Brandt, who was 97, passed away early Sunday morning (Oct. 25). According to his close friend Bruce Witzel, Brandt was seriously ill in hospital with pneumonia.
“Charles lived a life of contemplative prayer as a hermit priest. He was also well-loved and active in the larger community, within and without a diverse circle of his friends and affiliates,” noted Witzel.
In late September 2020, Brandt was named the recipient of the Canadian Museum of Nature’s Lifetime Achievement award for their 2020 Nature Inspiration Awards.
Brandt, who was born in Kansas City, MO., became an islander in 1965. A year later, he was ordained to the Catholic priesthood at the Canadian Martyrs Church in Courtenay, which is now a theatre. He was mandated to live the life of a hermit priest.
“Which is pretty unusual,” he told the Record in 2011. “I came from the Trappist Monks, that’s a benedictine order. Everybody knew about the hermits on Vancouver Island from all over the world. It was a group that wanted more solitude that you couldn’t find in the big order…I came from New Melleray Abbey (Iowa) to join the hermitage on the Tsolum River — when the mine was going in on Mount Washington.”
As a member of the Hermits of St. John the Baptist, Father Charles first lived in a cabin he constructed near Headquarters Creek in the Tsolum River watershed before moving his hermitage to the banks of the Oyster River.
Prior to moving to Canada, Brandt had served as a navigator with the U.S. air force during the 1940s. He later graduated with a bachelor of science in ornithology from Cornell University and a bachelor of divinity from Nashotah House, a theological seminary in Wisconsin.
Brandt was also a gifted author. His published books include Meditations From the Wilderness and Self and the Environment.
He was also the subject of a chapter entitled A Hermit of the Rivers, which appears in the Stephen Hume book A Walk with the Rainy Sisters.
Hume, a writer for the Vancouver Sun, was among a crowd that squeezed into a Campbell River church in 2007 to celebrate Brandt’s 40th anniversary as a hermit priest.
Hume writes: “Brandt represents an ancient tradition of wise men and women withdrawing from the world, the better to reflect upon how best to serve God.”
The National Post of Toronto describes Darren Rogers, “the recluse of Cockburn Island.” Rogers has resided on the island for fourteen years.
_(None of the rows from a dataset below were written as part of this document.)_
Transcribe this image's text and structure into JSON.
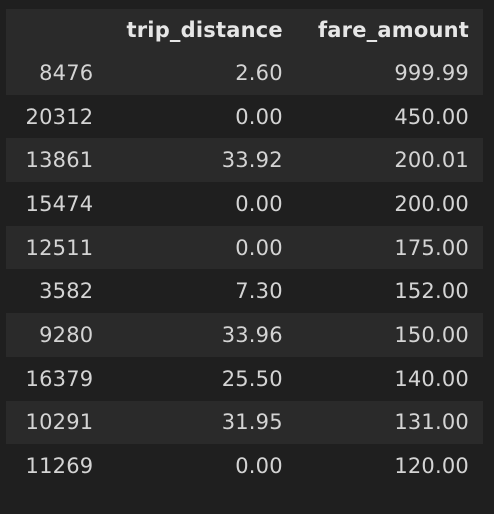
{
  "table": {
    "columns": [
      "",
      "trip_distance",
      "fare_amount"
    ],
    "rows": [
      {
        "index": "8476",
        "trip_distance": "2.60",
        "fare_amount": "999.99"
      },
      {
        "index": "20312",
        "trip_distance": "0.00",
        "fare_amount": "450.00"
      },
      {
        "index": "13861",
        "trip_distance": "33.92",
        "fare_amount": "200.01"
      },
      {
        "index": "15474",
        "trip_distance": "0.00",
        "fare_amount": "200.00"
      },
      {
        "index": "12511",
        "trip_distance": "0.00",
        "fare_amount": "175.00"
      },
      {
        "index": "3582",
        "trip_distance": "7.30",
        "fare_amount": "152.00"
      },
      {
        "index": "9280",
        "trip_distance": "33.96",
        "fare_amount": "150.00"
      },
      {
        "index": "16379",
        "trip_distance": "25.50",
        "fare_amount": "140.00"
      },
      {
        "index": "10291",
        "trip_distance": "31.95",
        "fare_amount": "131.00"
      },
      {
        "index": "11269",
        "trip_distance": "0.00",
        "fare_amount": "120.00"
      }
    ]
  },
  "colors": {
    "background": "#1f1f1f",
    "stripe": "#2a2a2a",
    "text": "#d4d4d4"
  }
}
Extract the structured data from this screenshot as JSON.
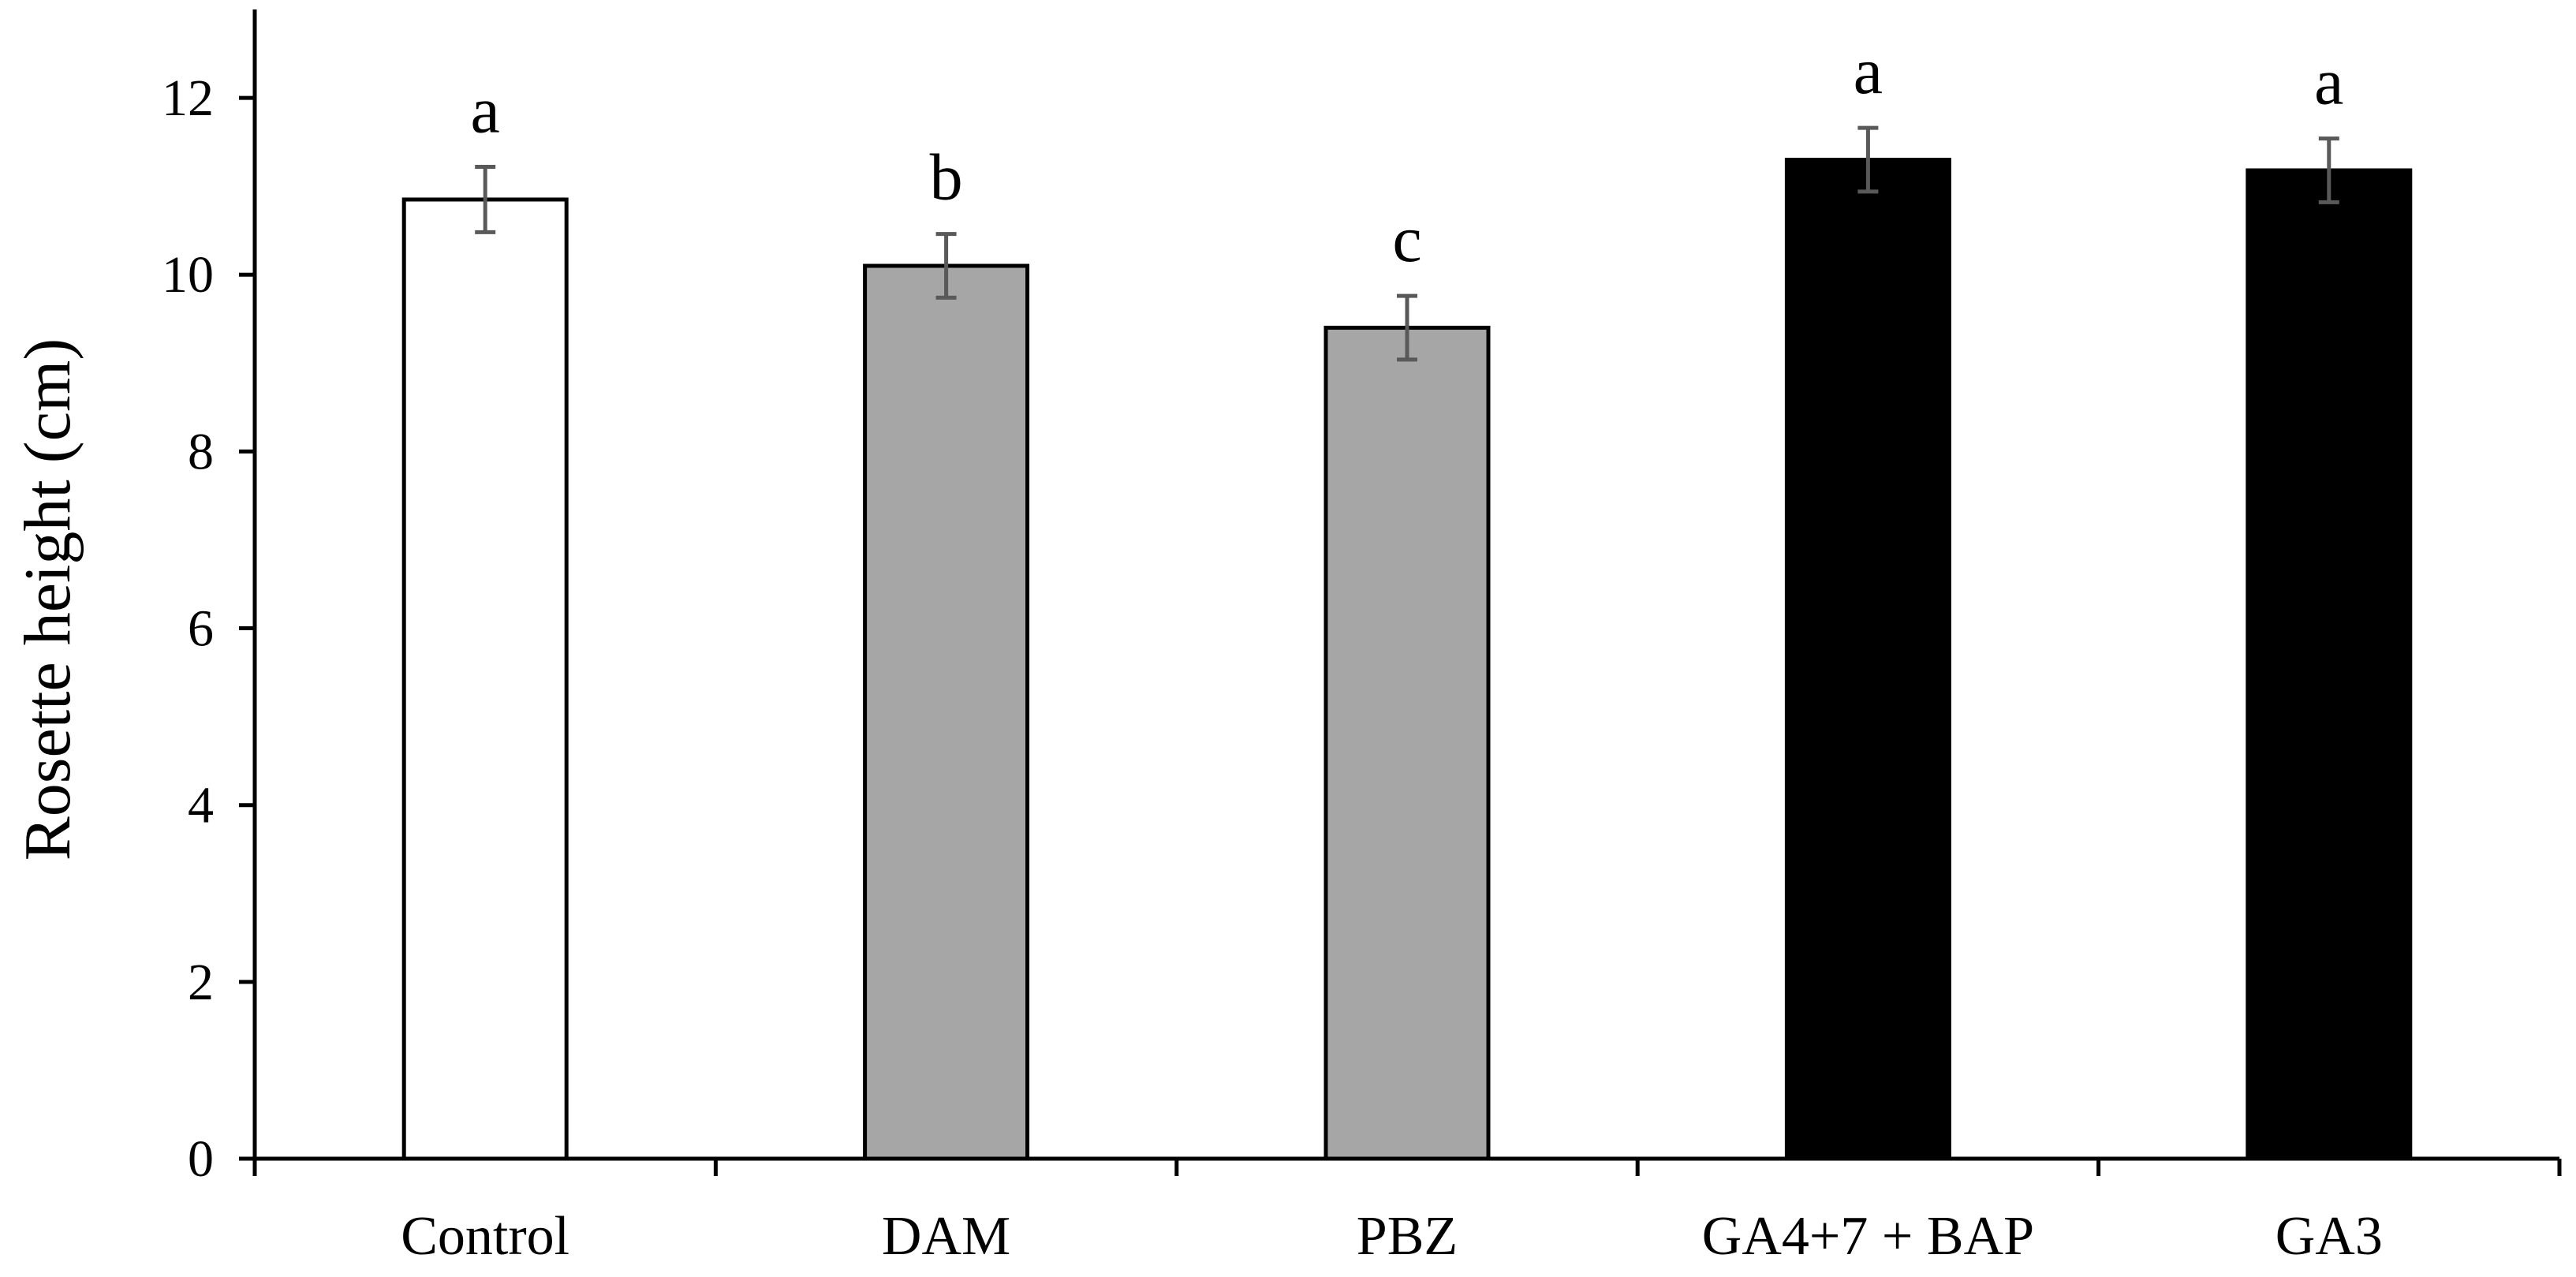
{
  "chart_data": {
    "type": "bar",
    "title": "",
    "xlabel": "",
    "ylabel": "Rosette height (cm)",
    "ylim": [
      0,
      13
    ],
    "yticks": [
      0,
      2,
      4,
      6,
      8,
      10,
      12
    ],
    "grid": false,
    "legend": "none",
    "categories": [
      "Control",
      "DAM",
      "PBZ",
      "GA4+7 + BAP",
      "GA3"
    ],
    "values": [
      10.85,
      10.1,
      9.4,
      11.3,
      11.18
    ],
    "errors": [
      0.37,
      0.36,
      0.36,
      0.36,
      0.36
    ],
    "significance_letters": [
      "a",
      "b",
      "c",
      "a",
      "a"
    ],
    "bar_colors": [
      "#ffffff",
      "#a6a6a6",
      "#a6a6a6",
      "#000000",
      "#000000"
    ],
    "error_bar_color": "#595959",
    "axis_color": "#000000"
  }
}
The island is a summer resort with up to two-hundred vacationers, but with the end of summer, he is left alone. “As island caretaker, Rogers looks after road maintenance, building repairs, safety equipment, tending to the needs of the summer residents — ‘it’s all rolled into one job,’ he says. His years working as a farm hand on various dairy farms in Ontario and operating heavy equipment have prepared him for the physical labour. But his work experience wasn’t the only thing that got him the job. ‘The biggest thing here is you have to be willing to live out here,’ he said. ‘It’s not a five-day-a-week job, it’s 24/7.'”
A Canadian-Jewish version of the story of Agafya Lykov, Russian Siberian hermit familiar to Hermitary readers, is pursued by a group of young writers, reported in the Canadian Jewish News as “Letters From a Hermit Raised In The Siberian Wilderness.” The drama is presented as an exchange of correspondence.
Hakai Magazine profiles the Catholic priest and hermit Charles Brandt, who lives on Vancouver Island. At 95, the naturalist reflects on nature, solitude, and spirituality in an article about him titled “The Oracle of Oyster River.” (Fr.Brandt has been cited in this blog several times.)